In early December, about a month before the series begins airing, a preview screening of the program and panel discussion featuring several of Kelly's accusers in Manhattan is evacuated after multiple anonymous threats are called in to the venue.
Chance the Rapper appears in the series' final episode and apologizes for having worked with R. Kelly on multiple occasions in recent years, despite the common knowledge of the accusations against the singer. After the series begins airing, Chance elaborates on Twitter: "The truth is any of us who ever ignored the R Kelly stories, or ever believed he was being setup/attacked by the system (as black men often are) were doing so at the detriment of black women and girls. I apologize to all of his survivors for working with him and for taking this long to speak out."
Public pressure continues to mount against Kelly, though he has kept an ardently loyal fan base in some quarters. He has upcoming performance dates scheduled; his music is still played on radio stations and appears on streaming services; and he maintains his recording deal with RCA Records, which is owned by Sony Music Entertainment.
On Jan. 8, Kim Foxx, the state's attorney of Cook County in Illinois, holds a press conference to ask possible victims of domestic violence or sexual assault by the singer to come forward so that her office can start an investigation. CBS2 in Chicago reports that Foxx says of the series, "I was sickened by the allegations. I was sickened as a survivor. I was sickened as a mother. I'm sickened as a prosecutor." (Additionally, there are unconfirmed reports that Fulton County in Georgia is opening its own investigation.)
On Jan. 9, activists gather outside Kelly's Chicago studio to protest and urge prosecutors to investigate the singer in the wake of Surviving R. Kelly.
Also this week, the Chicago Sun-Times reports that at least two women have contacted Foxx's office with complaints regarding Kelly since she made her appeal. Pop star Lady Gaga publicly apologizes via Twitter for having made a 2013 duet with R. Kelly, called "Do What U Want" (the chorus goes, "Do what you want with my body"). She writes, in part:
"I stand behind these women [in the docuseries] 1000% percent. ... As a victim of sexual assault myself, I made both the song and video at a dark time in my life, my intention was to create something extremely defiant and provocative because I was angry and still hadn't processed the trauma that had occurred in my own life. ... I think it's clear how explicitly twisted my thinking was at the time."

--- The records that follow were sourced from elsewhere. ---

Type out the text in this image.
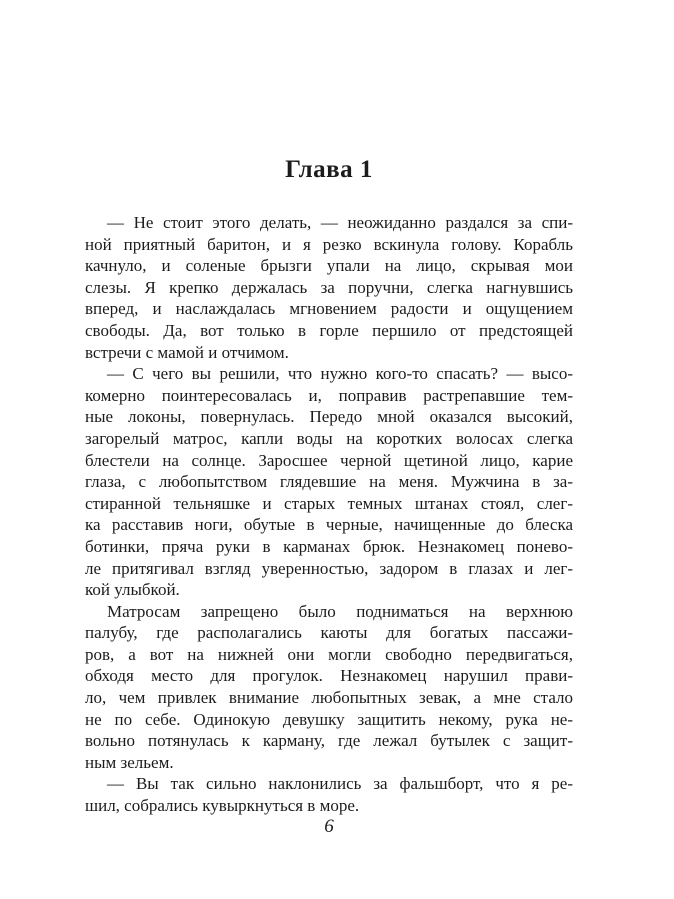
Глава 1
— Не стоит этого делать, — неожиданно раздался за спи-
ной приятный баритон, и я резко вскинула голову. Корабль
качнуло, и соленые брызги упали на лицо, скрывая мои
слезы. Я крепко держалась за поручни, слегка нагнувшись
вперед, и наслаждалась мгновением радости и ощущением
свободы. Да, вот только в горле першило от предстоящей
встречи с мамой и отчимом.
— С чего вы решили, что нужно кого-то спасать? — высо-
комерно поинтересовалась и, поправив растрепавшие тем-
ные локоны, повернулась. Передо мной оказался высокий,
загорелый матрос, капли воды на коротких волосах слегка
блестели на солнце. Заросшее черной щетиной лицо, карие
глаза, с любопытством глядевшие на меня. Мужчина в за-
стиранной тельняшке и старых темных штанах стоял, слег-
ка расставив ноги, обутые в черные, начищенные до блеска
ботинки, пряча руки в карманах брюк. Незнакомец понево-
ле притягивал взгляд уверенностью, задором в глазах и лег-
кой улыбкой.
Матросам запрещено было подниматься на верхнюю
палубу, где располагались каюты для богатых пассажи-
ров, а вот на нижней они могли свободно передвигаться,
обходя место для прогулок. Незнакомец нарушил прави-
ло, чем привлек внимание любопытных зевак, а мне стало
не по себе. Одинокую девушку защитить некому, рука не-
вольно потянулась к карману, где лежал бутылек с защит-
ным зельем.
— Вы так сильно наклонились за фальшборт, что я ре-
шил, собрались кувыркнуться в море.
6
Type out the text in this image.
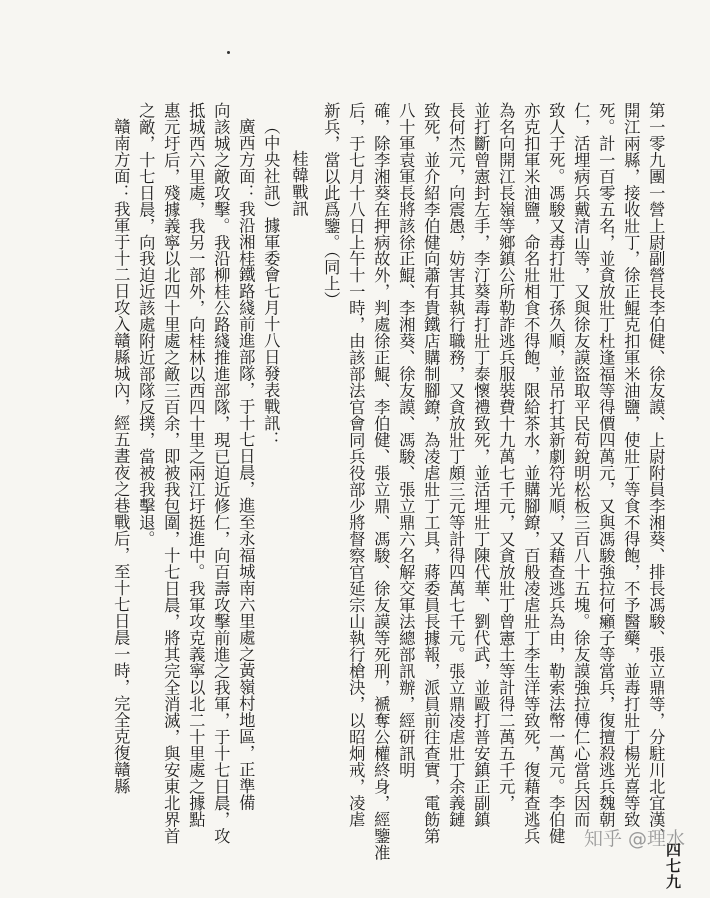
第一零九團一營上尉副營長李伯健、徐友謨、上尉附員李湘葵、排長馮駿、張立鼎等，分駐川北宜漢、
開江兩縣，接收壯丁，徐正鯤克扣軍米油鹽，使壯丁等食不得飽，不予醫藥，並毒打壯丁楊光喜等致
死。計一百零五名，並貪放壯丁杜逢福等得價四萬元，又與馮駿強拉何癩子等當兵，復擅殺逃兵魏朝
仁，活埋病兵戴清山等，又與徐友謨盜取平民苟銳明松板三百八十五塊。徐友謨強拉傅仁心當兵因而
致人于死。馮駿又毒打壯丁孫久順，並吊打其新劇符光順，又藉查逃兵為由，勒索法幣一萬元。李伯健
亦克扣軍米油鹽，命名壯相食不得飽，限給茶水，並購腳鐐，百般凌虐壯丁李生洋等致死，復藉查逃兵
為名向開江長嶺等鄉鎮公所勒詐逃兵服裝費十九萬七千元，又貪放壯丁曾憲土等計得二萬五千元，
並打斷曾憲封左手，李汀葵毒打壯丁泰懷禮致死，並活埋壯丁陳代華、劉代武，並毆打普安鎮正副鎮
長何杰元，向震愚，妨害其執行職務，又貪放壯丁頗三元等計得四萬七千元。張立鼎凌虐壯丁余義鏈
致死，並介紹李伯健向蕭有貴鐵店購制腳鐐，為凌虐壯丁工具，蔣委員長據報，派員前往查實，電飭第
八十軍袁軍長將該徐正鯤、李湘葵、徐友謨、馮駿、張立鼎六名解交軍法總部訊辦，經研訊明
確，除李湘葵在押病故外，判處徐正鯤、李伯健、張立鼎、馮駿、徐友謨等死刑，褫奪公權終身，經鑒准
后，于七月十八日上午十一時，由該部法官會同兵役部少將督察官延宗山執行槍決，以昭炯戒，凌虐
新兵，當以此爲鑒。（同上）
桂韓戰訊
（中央社訊）據軍委會七月十八日發表戰訊：
廣西方面：我沿湘桂鐵路綫前進部隊，于十七日晨，進至永福城南六里處之黃嶺村地區，正準備
向該城之敵攻擊。我沿柳桂公路綫推進部隊，現已迫近修仁，向百壽攻擊前進之我軍，于十七日晨，攻
抵城西六里處，我另一部外，向桂林以西四十里之兩江圩挺進中。我軍攻克義寧以北二十里處之據點
惠元圩后，殘據義寧以北四十里處之敵三百余，即被我包圍，十七日晨，將其完全消滅，與安東北界首
之敵，十七日晨，向我迫近該處附近部隊反撲，當被我擊退。
贛南方面：我軍于十二日攻入贛縣城內，經五晝夜之巷戰后，至十七日晨一時，完全克復贛縣
四七九
知乎 @理水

On Jan. 10, Kelly's estranged daughter, Buku Abi (whose given name is Joann Kelly) posts a lengthy note to her Instagram stories responding to the docuseries, in which she calls her father a "monster."
"Devastated is an understatement for all that I feel currently," she writes in part. "I pray for all the families & woman [sic] who have been affected by my father's actions. ... It has been years since my siblings and I have seen and or have spoken to him. ... My mother, siblings, and I would never condone, support or be apart [sic] of ANYTHING negative he has done and or continues to do in his life. Going through all I have gone through in my life, I would never want anyone to feel the pain I have felt. .. The same monster you all confronting [sic] me about is my father. I am well aware of who and what he is."